Diplomatie

Burundi : s’il n’est pas consulté en amont, le gouvernement ne participera pas au dialogue

Pierre Nkurunziza, le président burundais, le 17 mai 2015 à Bujumbura.

Pierre Nkurunziza, le président burundais, le 17 mai 2015 à Bujumbura. © Carl de Souza/AFP

Après l’annonce par les médiateurs internationaux d’une reprise des pourparlers interburundais à partir du 2 mai à Arusha, le gouvernement a annoncé mercredi qu’il ne prendra pas part à ce dialogue s’il n’est pas consulté en amont.

« Le gouvernement burundais doit être consulté [car] nous devons convenir des personnes qui devraient être invitées, des dates et du lieu », a déclaré, mercredi 27 avril, Willy Nyamitwe, responsable de la communication de la présidence du Burundi, dans une déclaration sur la radio nationale.

« Le gouvernement a reçu l’invitation aujourd’hui [mercredi] et l’analyse », a déclaré plus tard le conseiller du président Nkurunziza. « Il pourra y répondre à tout moment par les canaux autorisés », a-t-il précisé sans autre commentaire.

L’ancien président tanzanien Benjamin Mkapa, nouveau co-médiateur dans la crise burundaise, avait annoncé dans un tweet samedi la reprise du dialogue interburundais du 2 au 6 mai à Arusha, assurant que « toutes les parties prenantes devraient être présentes à cette session inaugurale ».

Bras de fer se poursuit entre Bujumbura et le Cnared

Malgré les pressions et sanctions de la communauté internationale, le gouvernement refuse jusqu’à présent de s’asseoir à la même table que le Cnared, une plate-forme qui regroupe la quasi-totalité de l’opposition burundaise, en exil ou restée au pays.

« Ceux qui ont attenté à la vie des citoyens, qui ont voulu renverser des institutions démocratiquement élues et d’autres qui ont versé dans l’insurrection armée dans notre pays ne peuvent pas être conviés à ce dialogue », a martelé à la radio Willy Nyamitwe.

Le Cnared, qui a désigné dimanche un nouveau président, Jean Minani, a de son côté annoncé qu’il était prêt à se rendre à Arusha, même s’il n’avait pas encore reçu d’invitation.

« Le gouvernement de fait de Bujumbura doit savoir qu’il ne fait pas partie de la médiation mais que c’est une partie au conflit, au même titre que le Cnared », a déclaré Jérémie Minani, son responsable de la communication. « Ce n’est pas à lui de faire la liste des participants ou de fixer l’agenda des discussions », a-t-il ajouté.

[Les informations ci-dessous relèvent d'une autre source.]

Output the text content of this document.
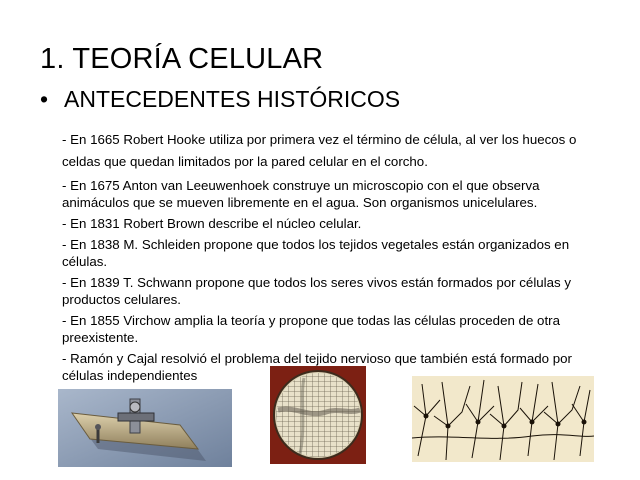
1. TEORÍA CELULAR
• ANTECEDENTES HISTÓRICOS
- En 1665 Robert Hooke utiliza por primera vez el término de célula, al ver los huecos o celdas que quedan limitados por la pared celular en el corcho.
- En 1675 Anton van Leeuwenhoek construye un microscopio con el que observa animáculos que se mueven libremente en el agua. Son organismos unicelulares.
- En 1831 Robert Brown describe el núcleo celular.
- En 1838 M. Schleiden propone que todos los tejidos vegetales están organizados en células.
- En 1839 T. Schwann propone que todos los seres vivos están formados por células y productos celulares.
- En 1855 Virchow amplia la teoría y propone que todas las células proceden de otra preexistente.
- Ramón y Cajal resolvió el problema del tejido nervioso que también está formado por células independientes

Les États-Unis ont quant à eux « salué » l’annonce du co-médiateur M. Mkapa, appelant les « parties à participer pleinement sans conditions préalables », selon un communiqué du département d’État. Et de poursuivre : « Le plus tôt cette crise sera résolue, le plus tôt nous pourrons aider le Burundi sur la voie de la prospérité et d’un plus grand développement. »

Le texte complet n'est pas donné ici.